Improvement of equivalent source inversion technique with a more symmetric dipole distribution model

Abstract

A technique which generates an equal-area distribution model for numerical integration on the surface of a sphere by equally subdividing the faces of a spherical icosahedron was applied to the analysis of polar orbiting geophysical observatory crustal magnetic anomaly data and compared with the longitude-latitude gridding model currently being used. The region in Bangui, Central African Republic, which includes the Bangui anomaly was chosen for comparison of the two models. Using the equivalent source inversion technique and the technique of principal component regression a magnetization function was calculated for each model. With an average dipole spacing of 2.3° for each model the results indicated good correlation of the inverse solution between the models up to 99.99% of the trace retention of the singular value decomposition. At 99.99% of the trace retention, equatorial instabilities begin to arise. Further increase of the percentage of trace retention led to greater equatorial instabilities; however, the severity of the instabilities were less for the proposed model.

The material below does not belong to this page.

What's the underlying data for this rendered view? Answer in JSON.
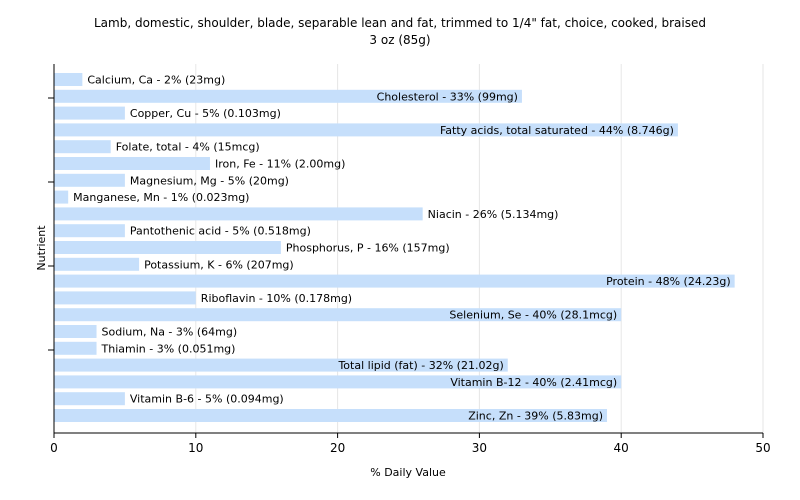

At 99.99% of trace retention, a 15% smaller standard deviation of magnetization function was found for the proposed model than for the current model, and at 99.9999% at 42% smaller standard deviation of magnetization function was found for the proposed model. The better results seen with this model are thought to be due to the high symmetry and shape consistency of the model's surface area sectors which are qualities lacking in the longitude-latitude distribution model currently in use. The proposed model is, however, limited in that only discrete dipole spacings are possible, as opposed to the currently used model which permits a continuous range of dipole spacings.